Par conséquent, nous pouvons affirmer que le goulot d’étranglement se trouve bel bien au niveau des disques. En effet, les performances en insertion augmentent légèrement grâce à la pression que place un deuxième RegionServer sur les disques mais ne vont pas plus loin justement car elles ne dépendent que des disques. Aussi, les performances en lecture sont meilleures grâce à la pression des threads, mais surtout grâce à l’agrandissement des différents caches de lecture. De plus, il est intéressant de noter que le nombre de requêtes ne double pas non plus totalement à l’ajout d’un second RegionServer. Sans goulot, les performances n’auraient donc pas doublé.

Ajout de disques

Jusqu’ici, les machines fonctionnaient avec 4 disques de 3 TB, mais comment évolueraient les performances si elles en avaient plus ? 8 disques ont par conséquent été ajoutés à chaque machine. Les résultats des tests sont présentés dans le tableau suivant :

Tableau récapitulatif des performances obtenues avec 12 disques

Tout d’abord, on remarque une différence de performance de 22% sur le workload A par rapport au cas initial, alors qu’ils sont plus ou moins identiques pour les deux autres types de test. En revanche, sur le même workload, les gains passent à 1% avec 2 RegionServers par hôte, puis 10% avec optimisation. L’augmentation du nombre de disques à donc eu un impact significatif sur les performances de notre RegionServer, mais l’ajout d’une instance supplémentaire, même avec une optimisation, ne présente finalement que peu d’intérêt.

Conclusion

Comme nous avons pu le constater, les performances d’écriture et de lecture, dans notre environnement, sont loin d’être doublées à l’ajout d’un second RegionServer sur chaque Worker. Le DataNode fait alors office de goulot d’étranglement logiciel et permet au mieux d’obtenir un gain de 21%. Les RegionServers sont optimisés pour drainer un maximum de performances à eux seuls, et fonctionnent en trio avec les Node Managers de Yarn et les DataNodes d’HDFS. Cet environnement a été conçu pour n’avoir qu’un seul RegionServer par Worker, comme nous le montre le gain de performance avec un seul RegionServer à l’ajout de disques.
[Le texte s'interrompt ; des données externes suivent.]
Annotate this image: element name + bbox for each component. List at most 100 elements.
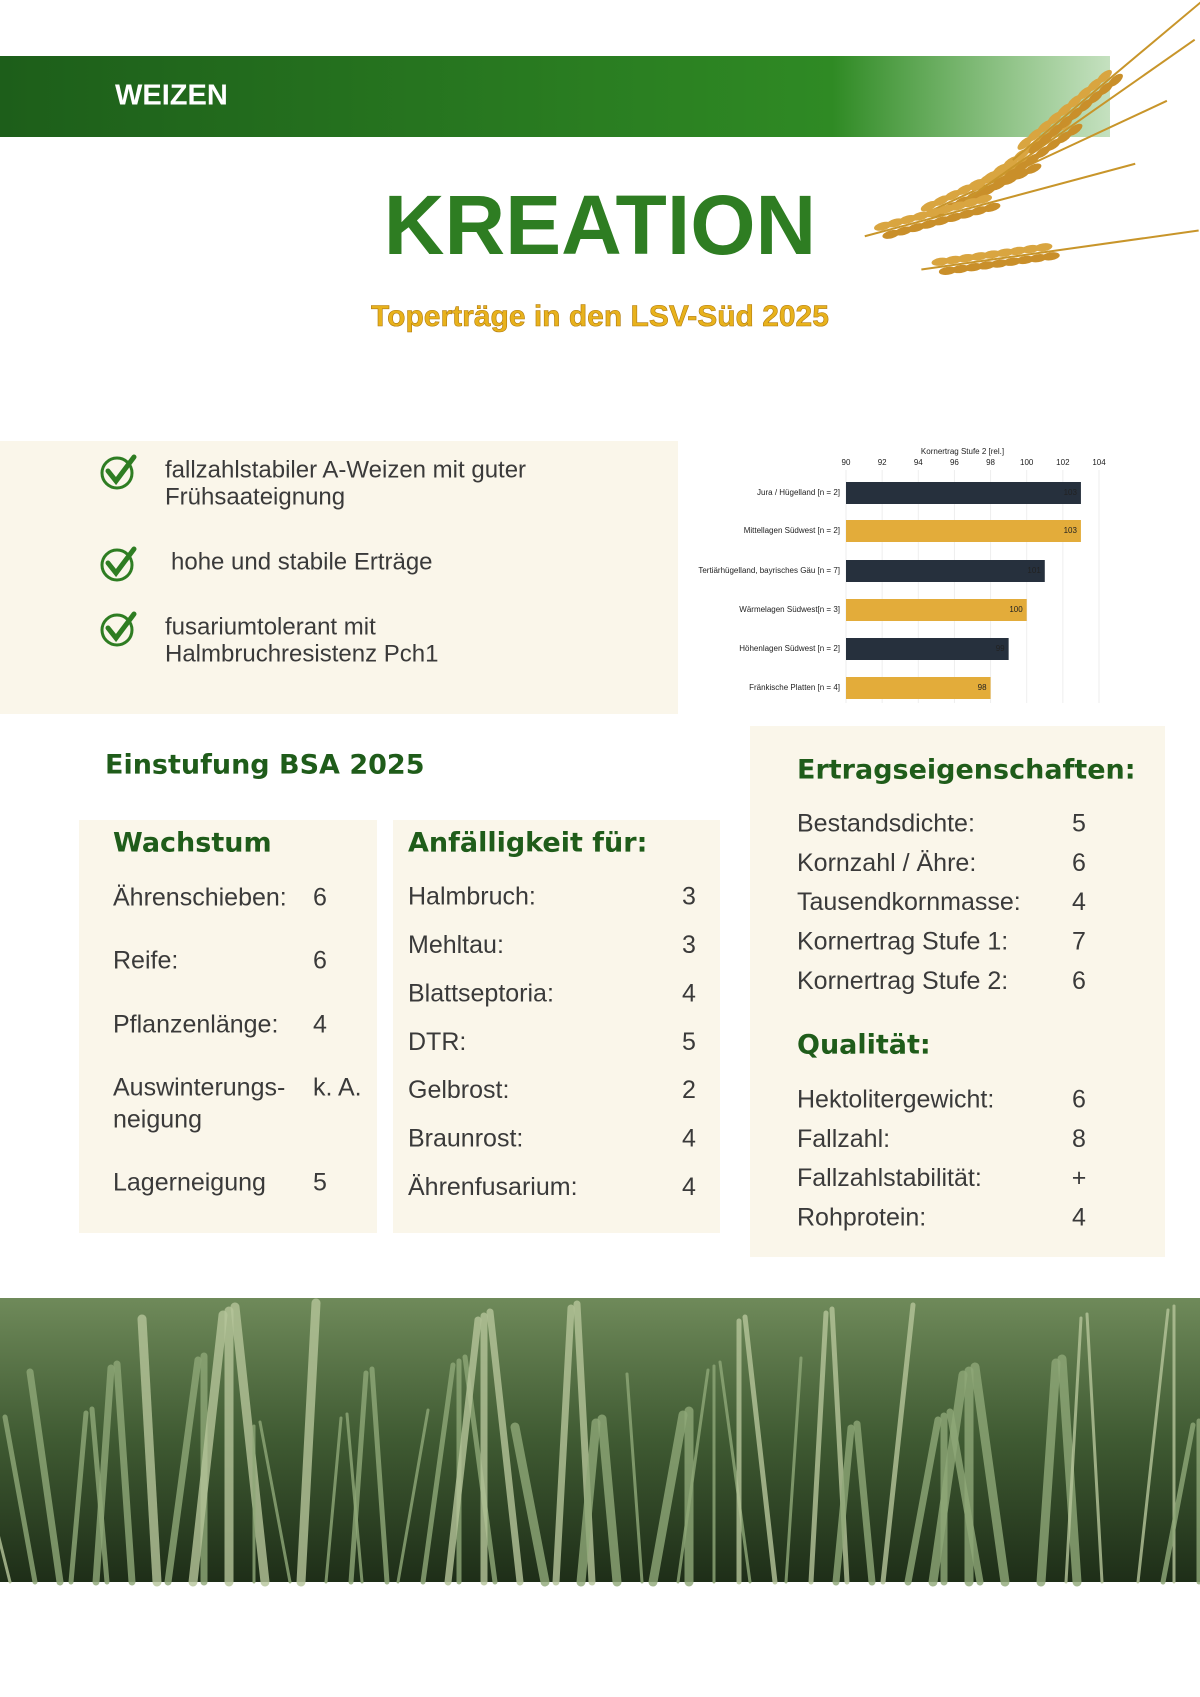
section-heading: Wachstum: [113, 828, 272, 859]
stalk: [92, 1364, 115, 1586]
y-tick-label: Mittellagen Südwest [n = 2]: [744, 526, 840, 535]
feature-text: Halmbruchresistenz Pch1: [165, 640, 438, 667]
stalk: [853, 1420, 876, 1586]
stalk: [552, 1304, 575, 1586]
stalk: [1057, 1354, 1082, 1587]
stalk: [676, 1368, 710, 1584]
row-value: 2: [682, 1076, 696, 1104]
wheat-grain: [1097, 69, 1112, 84]
bar: [846, 482, 1081, 504]
wachstum-panel: [79, 820, 377, 1233]
row-value: 4: [682, 1173, 696, 1201]
stalk: [188, 1310, 228, 1587]
section-heading: Ertragseigenschaften:: [797, 755, 1136, 786]
row-label: Tausendkornmasse:: [797, 888, 1021, 916]
x-tick-label: 90: [842, 458, 851, 467]
row-value: 4: [682, 1125, 696, 1153]
feature-text: Frühsaateignung: [165, 483, 345, 510]
y-tick-label: Wärmelagen Südwest[n = 3]: [739, 605, 840, 614]
stalk: [113, 1360, 136, 1586]
wheat-stem: [864, 162, 1136, 238]
x-tick-label: 94: [914, 458, 923, 467]
bar: [846, 677, 991, 699]
row-value: 5: [313, 1169, 327, 1197]
stalk: [648, 1410, 688, 1587]
bar-label: 100: [1009, 605, 1023, 614]
stalk: [904, 1416, 942, 1586]
row-value: 6: [313, 884, 327, 912]
stalk: [742, 1314, 778, 1585]
bar: [846, 560, 1045, 582]
row-value: +: [1072, 1164, 1087, 1192]
row-value: 4: [682, 979, 696, 1007]
wheat-stem: [921, 229, 1199, 271]
stalk: [1085, 1312, 1104, 1584]
row-label: Ährenfusarium:: [408, 1173, 578, 1201]
row-value: 5: [1072, 810, 1086, 838]
row-label: Halmbruch:: [408, 883, 536, 911]
row-value: 3: [682, 883, 696, 911]
stalk: [164, 1356, 202, 1586]
x-tick-label: 96: [950, 458, 959, 467]
row-label: Kornzahl / Ähre:: [797, 849, 976, 877]
row-label: Braunrost:: [408, 1125, 523, 1153]
y-tick-label: Tertiärhügelland, bayrisches Gäu [n = 7]: [698, 566, 840, 575]
x-tick-label: 98: [986, 458, 995, 467]
stalk: [137, 1314, 162, 1587]
bsa-title: Einstufung BSA 2025: [105, 750, 425, 781]
stalk: [420, 1362, 456, 1585]
check-circle: [100, 613, 134, 647]
stalk: [1136, 1308, 1170, 1584]
stalk: [1160, 1422, 1196, 1585]
stalk: [928, 1370, 968, 1587]
bar-label: 98: [978, 683, 987, 692]
stalk: [348, 1370, 369, 1585]
row-value: 6: [1072, 1086, 1086, 1114]
wheat-grain: [982, 202, 1001, 212]
row-value: 6: [313, 947, 327, 975]
bar: [846, 599, 1027, 621]
wheat-grain: [1034, 243, 1053, 252]
section-heading: Anfälligkeit für:: [408, 828, 647, 859]
row-value: 5: [682, 1028, 696, 1056]
wheat-grain: [1024, 163, 1042, 175]
wheat-ear: [921, 229, 1199, 275]
feature-text: fallzahlstabiler A-Weizen mit guter: [165, 456, 526, 483]
x-tick-label: 104: [1092, 458, 1106, 467]
chart-title: Kornertrag Stufe 2 [rel.]: [921, 447, 1004, 456]
row-value: 6: [1072, 967, 1086, 995]
stalk: [597, 1414, 622, 1587]
stalk: [444, 1316, 482, 1586]
bar: [846, 638, 1009, 660]
row-label: Rohprotein:: [797, 1204, 926, 1232]
stalk: [880, 1302, 916, 1585]
wheat-stem: [964, 38, 1196, 202]
check-mark: [105, 611, 137, 643]
row-label: Mehltau:: [408, 931, 504, 959]
y-tick-label: Höhenlagen Südwest [n = 2]: [739, 644, 840, 653]
feature-text: fusariumtolerant mit: [165, 613, 376, 640]
row-value: 7: [1072, 928, 1086, 956]
row-label: Kornertrag Stufe 2:: [797, 967, 1008, 995]
stalk: [1064, 1316, 1083, 1584]
stalk: [808, 1310, 829, 1585]
row-label: Blattseptoria:: [408, 979, 554, 1007]
title: KREATION: [384, 178, 816, 272]
row-label: Fallzahlstabilität:: [797, 1164, 982, 1192]
row-label: neigung: [113, 1106, 202, 1134]
wheat-grain: [974, 194, 993, 204]
stalk: [625, 1372, 644, 1584]
row-label: Kornertrag Stufe 1:: [797, 928, 1008, 956]
stalk: [396, 1408, 430, 1584]
check-mark: [105, 454, 137, 486]
row-label: Pflanzenlänge:: [113, 1011, 278, 1039]
stalk: [829, 1306, 850, 1585]
feature-text: hohe und stabile Erträge: [171, 548, 433, 575]
field-stalks: [0, 1298, 1200, 1587]
y-tick-label: Fränkische Platten [n = 4]: [749, 683, 840, 692]
bar: [846, 520, 1081, 542]
bar-label: 101: [1027, 566, 1041, 575]
row-value: 8: [1072, 1125, 1086, 1153]
x-tick-label: 100: [1020, 458, 1034, 467]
En revanche, ce cas de figure peut bénéficier à un cluster en surplus de régions. En effet, les régions sont équitablement partagées entre chaque RegionServer, sans occasionner de perte de performances. Aussi, pour certains cas d’usage comme le workload F, la suppression d’un noeud physique peut être envisagée afin d’économiser les coûts de license et d’exploitation de celui-ci sans engager de baisse de performance significative.